Although it recognized that a majority of circuits have held that "regarded as" employees are not entitled to reasonable accommodation, the Eleventh Circuit concluded that under the plain language of the ADA, employers are obliged to provide reasonable accommodations for individuals falling within any of the ADA's definitions of disabled, including those " 'regarded as' being disabled." It concluded that the statutory language of the ADA offered no grounds for differentiating between the types of disability defined in the Act.
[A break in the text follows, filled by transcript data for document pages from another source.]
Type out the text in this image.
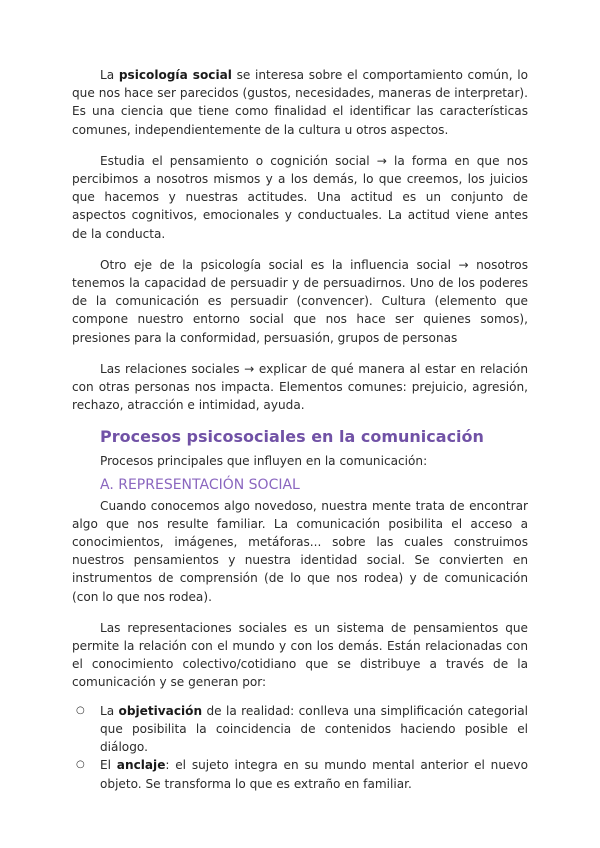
La psicología social se interesa sobre el comportamiento común, lo que nos hace ser parecidos (gustos, necesidades, maneras de interpretar). Es una ciencia que tiene como finalidad el identificar las características comunes, independientemente de la cultura u otros aspectos.

Estudia el pensamiento o cognición social → la forma en que nos percibimos a nosotros mismos y a los demás, lo que creemos, los juicios que hacemos y nuestras actitudes. Una actitud es un conjunto de aspectos cognitivos, emocionales y conductuales. La actitud viene antes de la conducta.

Otro eje de la psicología social es la influencia social → nosotros tenemos la capacidad de persuadir y de persuadirnos. Uno de los poderes de la comunicación es persuadir (convencer). Cultura (elemento que compone nuestro entorno social que nos hace ser quienes somos), presiones para la conformidad, persuasión, grupos de personas

Las relaciones sociales → explicar de qué manera al estar en relación con otras personas nos impacta. Elementos comunes: prejuicio, agresión, rechazo, atracción e intimidad, ayuda.

Procesos psicosociales en la comunicación

Procesos principales que influyen en la comunicación:

A. REPRESENTACIÓN SOCIAL

Cuando conocemos algo novedoso, nuestra mente trata de encontrar algo que nos resulte familiar. La comunicación posibilita el acceso a conocimientos, imágenes, metáforas... sobre las cuales construimos nuestros pensamientos y nuestra identidad social. Se convierten en instrumentos de comprensión (de lo que nos rodea) y de comunicación (con lo que nos rodea).

Las representaciones sociales es un sistema de pensamientos que permite la relación con el mundo y con los demás. Están relacionadas con el conocimiento colectivo/cotidiano que se distribuye a través de la comunicación y se generan por:

○ La objetivación de la realidad: conlleva una simplificación categorial que posibilita la coincidencia de contenidos haciendo posible el diálogo.
○ El anclaje: el sujeto integra en su mundo mental anterior el nuevo objeto. Se transforma lo que es extraño en familiar.
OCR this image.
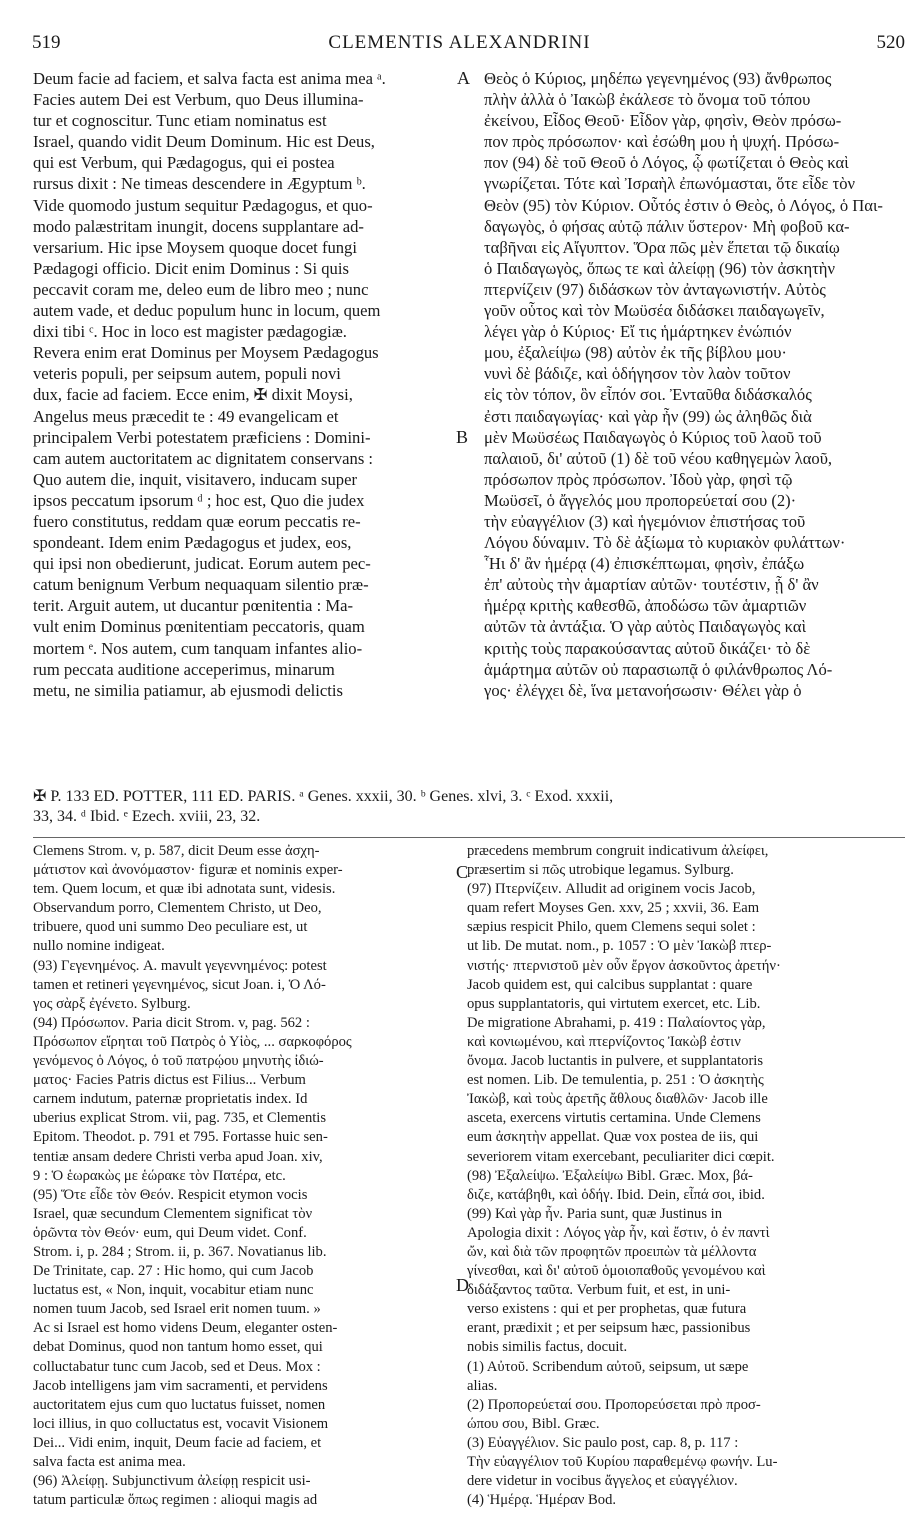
519	CLEMENTIS ALEXANDRINI	520
Deum facie ad faciem, et salva facta est anima mea ᵃ.
Facies autem Dei est Verbum, quo Deus illumina-
tur et cognoscitur. Tunc etiam nominatus est
Israel, quando vidit Deum Dominum. Hic est Deus,
qui est Verbum, qui Pædagogus, qui ei postea
rursus dixit : Ne timeas descendere in Ægyptum ᵇ.
Vide quomodo justum sequitur Pædagogus, et quo-
modo palæstritam inungit, docens supplantare ad-
versarium. Hic ipse Moysem quoque docet fungi
Pædagogi officio. Dicit enim Dominus : Si quis
peccavit coram me, deleo eum de libro meo ; nunc
autem vade, et deduc populum hunc in locum, quem
dixi tibi ᶜ. Hoc in loco est magister pædagogiæ.
Revera enim erat Dominus per Moysem Pædagogus
veteris populi, per seipsum autem, populi novi
dux, facie ad faciem. Ecce enim, ✠ dixit Moysi,
Angelus meus præcedit te : 49 evangelicam et
principalem Verbi potestatem præficiens : Domini-
cam autem auctoritatem ac dignitatem conservans :
Quo autem die, inquit, visitavero, inducam super
ipsos peccatum ipsorum ᵈ ; hoc est, Quo die judex
fuero constitutus, reddam quæ eorum peccatis re-
spondeant. Idem enim Pædagogus et judex, eos,
qui ipsi non obedierunt, judicat. Eorum autem pec-
catum benignum Verbum nequaquam silentio præ-
terit. Arguit autem, ut ducantur pœnitentia : Ma-
vult enim Dominus pœnitentiam peccatoris, quam
mortem ᵉ. Nos autem, cum tanquam infantes alio-
rum peccata auditione acceperimus, minarum
metu, ne similia patiamur, ab ejusmodi delictis
Θεὸς ὁ Κύριος, μηδέπω γεγενημένος (93) ἄνθρωπος
πλὴν ἀλλὰ ὁ Ἰακὼβ ἐκάλεσε τὸ ὄνομα τοῦ τόπου
ἐκείνου, Εἶδος Θεοῦ· Εἶδον γὰρ, φησὶν, Θεὸν πρόσω-
πον πρὸς πρόσωπον· καὶ ἐσώθη μου ἡ ψυχή. Πρόσω-
πον (94) δὲ τοῦ Θεοῦ ὁ Λόγος, ᾧ φωτίζεται ὁ Θεὸς καὶ
γνωρίζεται. Τότε καὶ Ἰσραὴλ ἐπωνόμασται, ὅτε εἶδε τὸν
Θεὸν (95) τὸν Κύριον. Οὗτός ἐστιν ὁ Θεὸς, ὁ Λόγος, ὁ Παι-
δαγωγὸς, ὁ φήσας αὐτῷ πάλιν ὕστερον· Μὴ φοβοῦ κα-
ταβῆναι εἰς Αἴγυπτον. Ὅρα πῶς μὲν ἕπεται τῷ δικαίῳ
ὁ Παιδαγωγὸς, ὅπως τε καὶ ἀλείφῃ (96) τὸν ἀσκητὴν
πτερνίζειν (97) διδάσκων τὸν ἀνταγωνιστήν. Αὐτὸς
γοῦν οὗτος καὶ τὸν Μωϋσέα διδάσκει παιδαγωγεῖν,
λέγει γὰρ ὁ Κύριος· Εἴ τις ἡμάρτηκεν ἐνώπιόν
μου, ἐξαλείψω (98) αὐτὸν ἐκ τῆς βίβλου μου·
νυνὶ δὲ βάδιζε, καὶ ὁδήγησον τὸν λαὸν τοῦτον
εἰς τὸν τόπον, ὃν εἶπόν σοι. Ἐνταῦθα διδάσκαλός
ἐστι παιδαγωγίας· καὶ γὰρ ἦν (99) ὡς ἀληθῶς διὰ
μὲν Μωϋσέως Παιδαγωγὸς ὁ Κύριος τοῦ λαοῦ τοῦ
παλαιοῦ, δι' αὐτοῦ (1) δὲ τοῦ νέου καθηγεμὼν λαοῦ,
πρόσωπον πρὸς πρόσωπον. Ἰδοὺ γὰρ, φησὶ τῷ
Μωϋσεῖ, ὁ ἄγγελός μου προπορεύεταί σου (2)·
τὴν εὐαγγέλιον (3) καὶ ἡγεμόνιον ἐπιστήσας τοῦ
Λόγου δύναμιν. Τὸ δὲ ἀξίωμα τὸ κυριακὸν φυλάττων·
Ἧι δ' ἂν ἡμέρᾳ (4) ἐπισκέπτωμαι, φησὶν, ἐπάξω
ἐπ' αὐτοὺς τὴν ἁμαρτίαν αὐτῶν· τουτέστιν, ᾗ δ' ἂν
ἡμέρᾳ κριτὴς καθεσθῶ, ἀποδώσω τῶν ἁμαρτιῶν
αὐτῶν τὰ ἀντάξια. Ὁ γὰρ αὐτὸς Παιδαγωγὸς καὶ
κριτὴς τοὺς παρακούσαντας αὐτοῦ δικάζει· τὸ δὲ
ἁμάρτημα αὐτῶν οὐ παρασιωπᾷ ὁ φιλάνθρωπος Λό-
γος· ἐλέγχει δὲ, ἵνα μετανοήσωσιν· Θέλει γὰρ ὁ
A
B
C
D
✠ P. 133 ED. POTTER, 111 ED. PARIS. ᵃ Genes. xxxii, 30. ᵇ Genes. xlvi, 3. ᶜ Exod. xxxii,
33, 34. ᵈ Ibid. ᵉ Ezech. xviii, 23, 32.
Clemens Strom. v, p. 587, dicit Deum esse ἀσχη-
μάτιστον καὶ ἀνονόμαστον· figuræ et nominis exper-
tem. Quem locum, et quæ ibi adnotata sunt, videsis.
Observandum porro, Clementem Christo, ut Deo,
tribuere, quod uni summo Deo peculiare est, ut
nullo nomine indigeat.
(93) Γεγενημένος. A. mavult γεγεννημένος: potest
tamen et retineri γεγενημένος, sicut Joan. i, Ὁ Λό-
γος σὰρξ ἐγένετο. Sylburg.
(94) Πρόσωπον. Paria dicit Strom. v, pag. 562 :
Πρόσωπον εἴρηται τοῦ Πατρὸς ὁ Υἱὸς, ... σαρκοφόρος
γενόμενος ὁ Λόγος, ὁ τοῦ πατρῴου μηνυτὴς ἰδιώ-
ματος· Facies Patris dictus est Filius... Verbum
carnem indutum, paternæ proprietatis index. Id
uberius explicat Strom. vii, pag. 735, et Clementis
Epitom. Theodot. p. 791 et 795. Fortasse huic sen-
tentiæ ansam dedere Christi verba apud Joan. xiv,
9 : Ὁ ἑωρακὼς με ἑώρακε τὸν Πατέρα, etc.
(95) Ὅτε εἶδε τὸν Θεόν. Respicit etymon vocis
Israel, quæ secundum Clementem significat τὸν
ὁρῶντα τὸν Θεόν· eum, qui Deum videt. Conf.
Strom. i, p. 284 ; Strom. ii, p. 367. Novatianus lib.
De Trinitate, cap. 27 : Hic homo, qui cum Jacob
luctatus est, « Non, inquit, vocabitur etiam nunc
nomen tuum Jacob, sed Israel erit nomen tuum. »
Ac si Israel est homo videns Deum, eleganter osten-
debat Dominus, quod non tantum homo esset, qui
colluctabatur tunc cum Jacob, sed et Deus. Mox :
Jacob intelligens jam vim sacramenti, et pervidens
auctoritatem ejus cum quo luctatus fuisset, nomen
loci illius, in quo colluctatus est, vocavit Visionem
Dei... Vidi enim, inquit, Deum facie ad faciem, et
salva facta est anima mea.
(96) Ἀλείφῃ. Subjunctivum ἀλείφῃ respicit usi-
tatum particulæ ὅπως regimen : alioqui magis ad
præcedens membrum congruit indicativum ἀλείφει,
præsertim si πῶς utrobique legamus. Sylburg.
(97) Πτερνίζειν. Alludit ad originem vocis Jacob,
quam refert Moyses Gen. xxv, 25 ; xxvii, 36. Eam
sæpius respicit Philo, quem Clemens sequi solet :
ut lib. De mutat. nom., p. 1057 : Ὁ μὲν Ἰακὼβ πτερ-
νιστής· πτερνιστοῦ μὲν οὖν ἔργον ἀσκοῦντος ἀρετήν·
Jacob quidem est, qui calcibus supplantat : quare
opus supplantatoris, qui virtutem exercet, etc. Lib.
De migratione Abrahami, p. 419 : Παλαίοντος γὰρ,
καὶ κονιωμένου, καὶ πτερνίζοντος Ἰακὼβ ἐστιν
ὄνομα. Jacob luctantis in pulvere, et supplantatoris
est nomen. Lib. De temulentia, p. 251 : Ὁ ἀσκητὴς
Ἰακὼβ, καὶ τοὺς ἀρετῆς ἄθλους διαθλῶν· Jacob ille
asceta, exercens virtutis certamina. Unde Clemens
eum ἀσκητὴν appellat. Quæ vox postea de iis, qui
severiorem vitam exercebant, peculiariter dici cœpit.
(98) Ἐξαλείψω. Ἐξαλείψω Bibl. Græc. Mox, βά-
διζε, κατάβηθι, καὶ ὁδήγ. Ibid. Dein, εἶπά σοι, ibid.
(99) Καὶ γὰρ ἦν. Paria sunt, quæ Justinus in
Apologia dixit : Λόγος γὰρ ἦν, καὶ ἔστιν, ὁ ἐν παντὶ
ὤν, καὶ διὰ τῶν προφητῶν προειπὼν τὰ μέλλοντα
γίνεσθαι, καὶ δι' αὐτοῦ ὁμοιοπαθοῦς γενομένου καὶ
διδάξαντος ταῦτα. Verbum fuit, et est, in uni-
verso existens : qui et per prophetas, quæ futura
erant, prædixit ; et per seipsum hæc, passionibus
nobis similis factus, docuit.
(1) Αὐτοῦ. Scribendum αὐτοῦ, seipsum, ut sæpe
alias.
(2) Προπορεύεταί σου. Προπορεύσεται πρὸ προσ-
ώπου σου, Bibl. Græc.
(3) Εὐαγγέλιον. Sic paulo post, cap. 8, p. 117 :
Τὴν εὐαγγέλιον τοῦ Κυρίου παραθεμένῳ φωνήν. Lu-
dere videtur in vocibus ἄγγελος et εὐαγγέλιον.
(4) Ἡμέρᾳ. Ἡμέραν Bod.
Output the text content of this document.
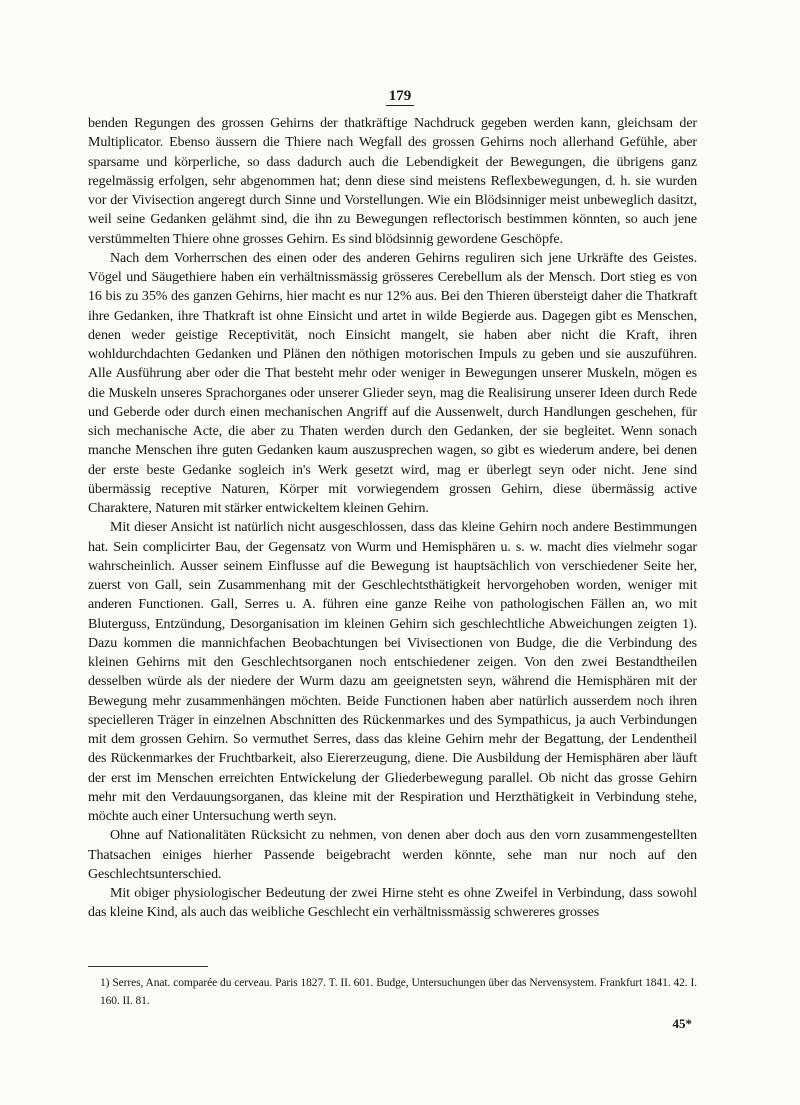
179

benden Regungen des grossen Gehirns der thatkräftige Nachdruck gegeben werden kann, gleichsam der Multiplicator. Ebenso äussern die Thiere nach Wegfall des grossen Gehirns noch allerhand Gefühle, aber sparsame und körperliche, so dass dadurch auch die Lebendigkeit der Bewegungen, die übrigens ganz regelmässig erfolgen, sehr abgenommen hat; denn diese sind meistens Reflexbewegungen, d. h. sie wurden vor der Vivisection angeregt durch Sinne und Vorstellungen. Wie ein Blödsinniger meist unbeweglich dasitzt, weil seine Gedanken gelähmt sind, die ihn zu Bewegungen reflectorisch bestimmen könnten, so auch jene verstümmelten Thiere ohne grosses Gehirn. Es sind blödsinnig gewordene Geschöpfe.

Nach dem Vorherrschen des einen oder des anderen Gehirns reguliren sich jene Urkräfte des Geistes. Vögel und Säugethiere haben ein verhältnissmässig grösseres Cerebellum als der Mensch. Dort stieg es von 16 bis zu 35% des ganzen Gehirns, hier macht es nur 12% aus. Bei den Thieren übersteigt daher die Thatkraft ihre Gedanken, ihre Thatkraft ist ohne Einsicht und artet in wilde Begierde aus. Dagegen gibt es Menschen, denen weder geistige Receptivität, noch Einsicht mangelt, sie haben aber nicht die Kraft, ihren wohldurchdachten Gedanken und Plänen den nöthigen motorischen Impuls zu geben und sie auszuführen. Alle Ausführung aber oder die That besteht mehr oder weniger in Bewegungen unserer Muskeln, mögen es die Muskeln unseres Sprachorganes oder unserer Glieder seyn, mag die Realisirung unserer Ideen durch Rede und Geberde oder durch einen mechanischen Angriff auf die Aussenwelt, durch Handlungen geschehen, für sich mechanische Acte, die aber zu Thaten werden durch den Gedanken, der sie begleitet. Wenn sonach manche Menschen ihre guten Gedanken kaum auszusprechen wagen, so gibt es wiederum andere, bei denen der erste beste Gedanke sogleich in's Werk gesetzt wird, mag er überlegt seyn oder nicht. Jene sind übermässig receptive Naturen, Körper mit vorwiegendem grossen Gehirn, diese übermässig active Charaktere, Naturen mit stärker entwickeltem kleinen Gehirn.

Mit dieser Ansicht ist natürlich nicht ausgeschlossen, dass das kleine Gehirn noch andere Bestimmungen hat. Sein complicirter Bau, der Gegensatz von Wurm und Hemisphären u. s. w. macht dies vielmehr sogar wahrscheinlich. Ausser seinem Einflusse auf die Bewegung ist hauptsächlich von verschiedener Seite her, zuerst von Gall, sein Zusammenhang mit der Geschlechtsthätigkeit hervorgehoben worden, weniger mit anderen Functionen. Gall, Serres u. A. führen eine ganze Reihe von pathologischen Fällen an, wo mit Bluterguss, Entzündung, Desorganisation im kleinen Gehirn sich geschlechtliche Abweichungen zeigten 1). Dazu kommen die mannichfachen Beobachtungen bei Vivisectionen von Budge, die die Verbindung des kleinen Gehirns mit den Geschlechtsorganen noch entschiedener zeigen. Von den zwei Bestandtheilen desselben würde als der niedere der Wurm dazu am geeignetsten seyn, während die Hemisphären mit der Bewegung mehr zusammenhängen möchten. Beide Functionen haben aber natürlich ausserdem noch ihren specielleren Träger in einzelnen Abschnitten des Rückenmarkes und des Sympathicus, ja auch Verbindungen mit dem grossen Gehirn. So vermuthet Serres, dass das kleine Gehirn mehr der Begattung, der Lendentheil des Rückenmarkes der Fruchtbarkeit, also Eiererzeugung, diene. Die Ausbildung der Hemisphären aber läuft der erst im Menschen erreichten Entwickelung der Gliederbewegung parallel. Ob nicht das grosse Gehirn mehr mit den Verdauungsorganen, das kleine mit der Respiration und Herzthätigkeit in Verbindung stehe, möchte auch einer Untersuchung werth seyn.

Ohne auf Nationalitäten Rücksicht zu nehmen, von denen aber doch aus den vorn zusammengestellten Thatsachen einiges hierher Passende beigebracht werden könnte, sehe man nur noch auf den Geschlechtsunterschied.

Mit obiger physiologischer Bedeutung der zwei Hirne steht es ohne Zweifel in Verbindung, dass sowohl das kleine Kind, als auch das weibliche Geschlecht ein verhältnissmässig schwereres grosses

1) Serres, Anat. comparée du cerveau. Paris 1827. T. II. 601. Budge, Untersuchungen über das Nervensystem. Frankfurt 1841. 42. I. 160. II. 81.
45*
The court drew support from a 1987 U.S. Supreme Court case decided under the Rehabilitation Act of 1973 and the ADA's express incorporation of many of that Act's implementing regulations. It reasoned that "Since the Rehabilitation Act required employers to accommodate employees who were disabled in the regarded-as sense, we can find no principled basis for concluding that the more expansive ADA does not." It regarded as unpersuasive rationale used by courts that took a contrary view--that requiring employers to accommodate individuals they merely regard as disabled would produce anomalous results. It concluded that this rationale ignored the principle that courts are not authorized to rewrite a statute because they might deem its effects susceptible of improvement. It also questioned whether the results might be as "bizarre" as suggested. D'Angelo v. ConAgra Foods Inc. d/b/a Singleton Seafood Fla.